Kitesurfen Mallorca - Mit dem "Drachen" über die Wellen reiten
 
Montag, 05 Oktober 2020
Kitesurfen hat trotz langjähriger Bekanntheit als Funsport-Art nichts von seiner Faszination eingebüßt. Und Mallorca ist zum Kiten wie geschaffen. Doch wie fängt man am besten an?

Sie sind schon ein Hingucker: Diese hübschen, durchtrainierten Boys und Girls in ihren sexy sitzenden Neopren-Anzügen. Und wie sie da so am Strand an irgendwelchen Leinen fummeln oder bunte Fallschirme aufpumpen, mit denen sie nach kurzer Zeit lässig ins Wasser steigen, um sich anschließend von ihnen, und nur auf einem kleinen Brett stehend, in teils atemberaubender Geschwindigkeit über die Wellen reißen zu lassen, oder um jede noch so kleine Welle als Rampe für meterhohe Luftsprünge zu nutzen.

Keine Frage: Das Kitesurfen hat trotz seines relativ hohen Alters als Funsportart nichts von seiner Faszination eingebüßt. Und was noch besser ist: Mallorca zählt zu den Top-Revieren in Europa, um diese Sportart fast ganzjährig ausüben zu können. Die ist übrigens keinesfalls nur jugendlichen Beaus und Beauties mit Waschbrett-Bauch und Knack-Popo vorbehalten. Auch ältere, wassersport- affine Männer und Frauen über 50 können Kitesurfen lernen und praktizieren.

Und so geht's mit dem Kiten los
So wie bei jeder anderen, noch unbekannten Sportart sollte man sich auch beim Kitesurfen nichts vormachen: Ohne Lehrer geht es nicht. Auf Mallorca bieten diverse  Schulen, vor allem an den gängigen Hotspots, also der Bucht von Pollensa und Alcúdia, Kurse für Anfänger im Gruppen- oder Einzelunterricht an. Zu Beginn geht es darum, den Lenkdrachen (Kite), der an bis zu 30 Meter hohen Lenkseilen hängt, "unter Kontrolle" zu bringen, ihn je nach Windrichtung und Stärke am Himmel zu führen, um damit später auf dem Wasser beim Fahren die jeweils gewünschte Richtung wechseln zu können. Ganz, ganz wichtig: Kitesurfen birgt wie jede andere Wassersportart Risiken mit sich. Wind und Wellen sind auf dem Meer oft launisch, ändern sich plötzlich in ihrer Stärke oder Geschwindigkeit.

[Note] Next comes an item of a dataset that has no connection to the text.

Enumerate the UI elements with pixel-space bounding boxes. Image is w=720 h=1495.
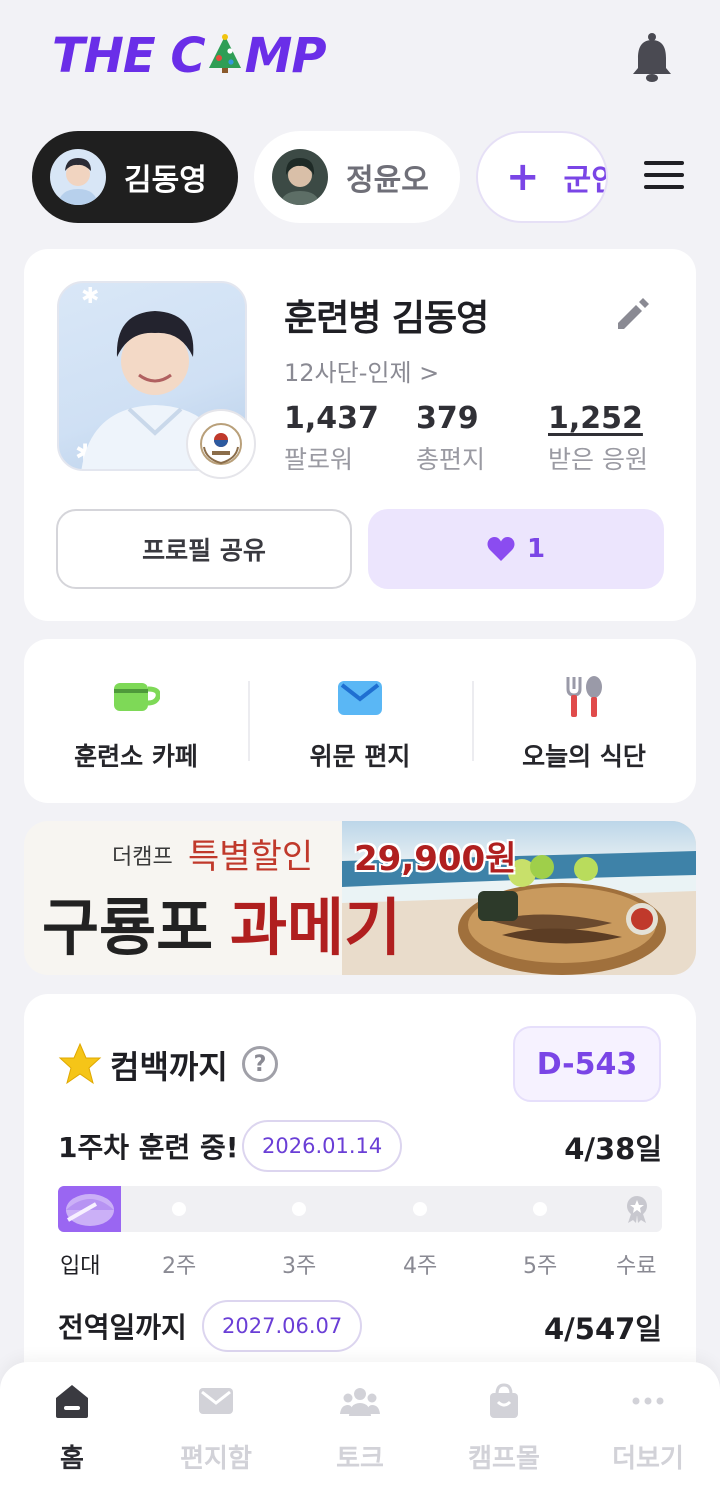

Umso ratsamer ist es, den Kite-Drachen perfekt zu beherrschen oder im Ernstfall "abzuschmeißen" um Unfälle zu vermeiden.

Halsen und Wenden wie beim Segeln
Wer schon einmal auf einem Windsurfbrett, einer Jolle oder einem Segelboot gestanden hat, weiß sicherlich, was eine Wende oder eine Halse ist. Und wie sie anhand der jeweiligen Fahrt- und Windrichtung durchgeführt wird. Kitesurfen funktioniert nach dem gleichen Prinzip des Segelns. Nur dass das Segel dabei statt am Mast in luftiger Höhe über dem "Skipper" fliegt.

Der dritte und nach der „Drachenzähmung“, sowie dem Erlernen seglerischer Grundkenntnisse, vielleicht wichtigster Schritt, ist das Balance-Training auf dem Brett. Auch hier gibt es Stand- und Bewegungstechniken, die man lernen kann. Ein permanentes sicheres Gleichgewichtsgefühl zu erlangen, schafft man jedoch nur durch ständiges Praktizieren.

Was kostet die Ausrüstung
Die Ausrüstung eines Kite­surfers besteht aus dem Board, dem Kite, einem Trapez sowie der Pumpe zum Aufblasen des Drachens. Grundsätzlich – auch im Hochsommer – empfiehlt sich stets ein Neopren-Anzug, der den Körper vor Unterkühlung und möglichen Stürzen auf dem Wasser schützt. Bereits ab etwa 900 Euro kann man eine Kitesurf-Ausrüstung in gängigen Sportgeschäften (z.B. „Decathlon“) kaufen. Günstiger ist am Anfang natürlich, sich eine gebrauchte Ausrüstung zuzulegen.